Dialogue : Roger PENROSE and SATO Humitaka

Tilings and ESCHER

SH: Lastly, I would like you to speak about your "tiling," and perhaps also about M.C. ESCHER and aesthetic issues.

RP: Well, I should explain first of all that my father's father was a professional artist. He was a portrait painter, very representational, and came from a strict Quaker family. My father was one of four brothers, and they were all very capable, artistically; he used to do pen-and-ink drawings, and painted in oils. One of his brothers became quite a well-known artist; he was a surrealist painter and knew people like PICASSO and Max ERNST. So I suppose there is something of an artistic background in my family.

But as for the tilings, I used to doodle just for fun, designing patterns which would repeat-complicated things, different shapes that would make formal repeating patterns.
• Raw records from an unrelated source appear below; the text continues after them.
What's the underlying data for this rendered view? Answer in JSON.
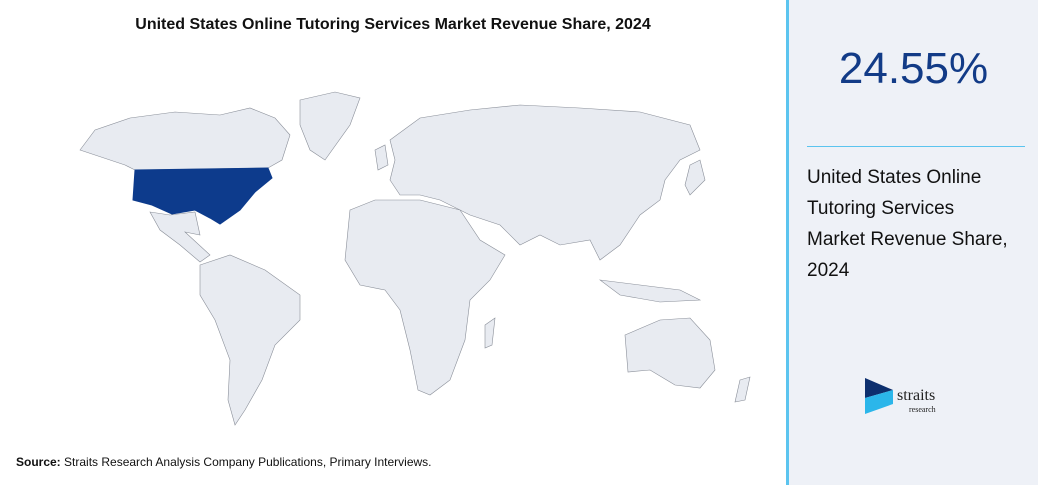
{
  "title": "United States Online Tutoring Services Market Revenue Share, 2024",
  "highlight": {
    "value": "24.55%",
    "label": "United States Online Tutoring Services Market Revenue Share, 2024"
  },
  "source": {
    "label": "Source:",
    "text": "Straits Research Analysis Company Publications, Primary Interviews."
  },
  "logo": {
    "name": "straits",
    "sub": "research"
  }
}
One needed many of them before they would repeat. I was also interested in hierarchical structures, in which the pattern would appear at a larger scale. This was just playing around-there wasn't a feeling that this was science or anything.

One thing that must have been influential, although I didn't know it at the time, was a book my father had of KEPLER's works. Among these was a picture with many tiling patterns, some of them involving pentagons. I hadn't been thinking about them particularly, but it must have created the feeling that maybe pentagons were things that one could use for interesting designs. So I suppose that had some influence on me.
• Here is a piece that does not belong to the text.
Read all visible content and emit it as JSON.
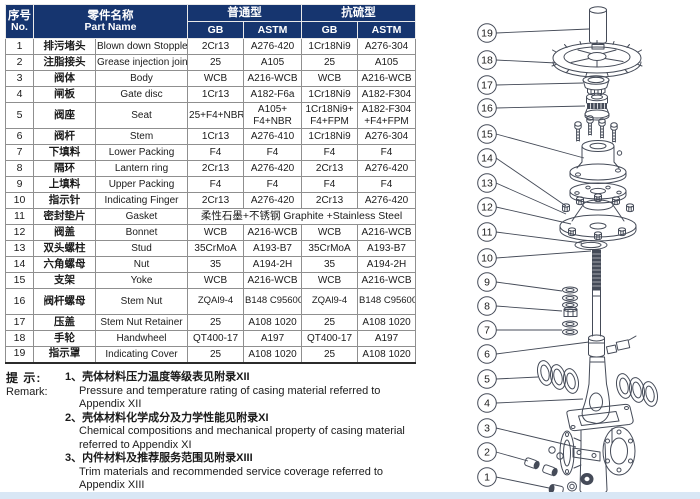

Then somebody wrote me a letter from a university in London, which has as a logo a pentagon subdivided into six other pentagons-one in the middle and five around. And I wondered what happens if one iterates that many times. One gets gaps and one has to think of ways to fill in the gaps. There's also a Japanese artist....

SH: ANNO Mitsumasa?

RP: Yes, he did something very similar-deciding how to fill the gaps. One can produce pentagons in a kind of hierarchical scheme, but there are always spaces between them. And when these spaces get big, one has to think about what to put in the spaces and make a choice whether to do it one way around or the other way. He did it the other way around, which was unfortunate, as that doesn't work so well. The other way, which I was doing, actually enables one to develop these things.

The story gets somewhat complicated, but I produced a non-repeating pattern with pentagons, and then somewhat later realized one could force these patterns into a kind of jigsaw puzzle. If one modified the shapes of the pieces a little, then one could assemble them in this way. And this led to six different shapes, which would force one into a non-repeating pattern.

Simon KOCHEN, who was visiting the Mathematical Institute in Oxford from Princeton, reminded me of Raphael ROBINSON, who had a set of six tiles that would tile a plane in a non-periodic way. He also mentioned that ROBINSON tried to keep his numbers down to a minimum. He had this non-periodic tiling based on squares-with modifications, but basically squares-and he had six different tiles to force non-periodicity. When I saw this again, I knew I could do better: my tiles were also six, but there was a redundancy; one could glue two pieces together and get it down to five. This was something of an improvement over what he had, but then I started thinking about it even more. And I realized one could get it down to two. But it's hard to give a simple explanation for why or where they came from.

The connection with ESCHER was different. Unfortunately, ESCHER never saw these tiles, because he died too soon. I'm sure he would have done wonderful things with them. When I was in my first year as a research student in Cambridge, I went to the International Congress of Mathematicians in Amsterdam and I saw a brochure of something that looked very strange to me. It was the catalog of an exhibition of ESCHER's work in a museum in Amsterdam, and I went to see it. I had never heard of ESCHER before. I became fascinated and tried to develop paradoxical designs.

Eventually I produced the "tribar"-which this triangle ["three-worlds triangle"] on the front of this book, The Large, the Small and the Human Mind, [Cambridge University Press, 1997] is based on-and I showed it to my father, who then started to produce all sorts other impossible buildings and things. He eventually produced this staircase, which goes around and around. We then wrote this into a paper and sent a copy to ESCHER, because he had really started us off thinking about these things. Yet the specific things that we had, he didn't-he hadn't seen before-after which he developed the staircase into "Ascending and Descending", one of his most famous works. And , which was based on our triangle.

On a later occasion, I actually visited ESCHER and showed him some of my tilings, which were not the non-periodic ones but other ones that were still quite complicated. Subsequently, the very last picture he ever produced, as far as I know, was based on this type of arrangement I had shown him. So that was an independent connection with ESCHER: impossible objects and those particular tiles. It's rather sad that he didn't live a bit longer to see the non-periodic ones.

[This dialogue took place in Kyoto on April 10, 1998.]
Sir Roger PENROSE
Born in 1931. Professor at Oxford University.

SATO Humitaka
Born in 1938. Professor at Kyoto University.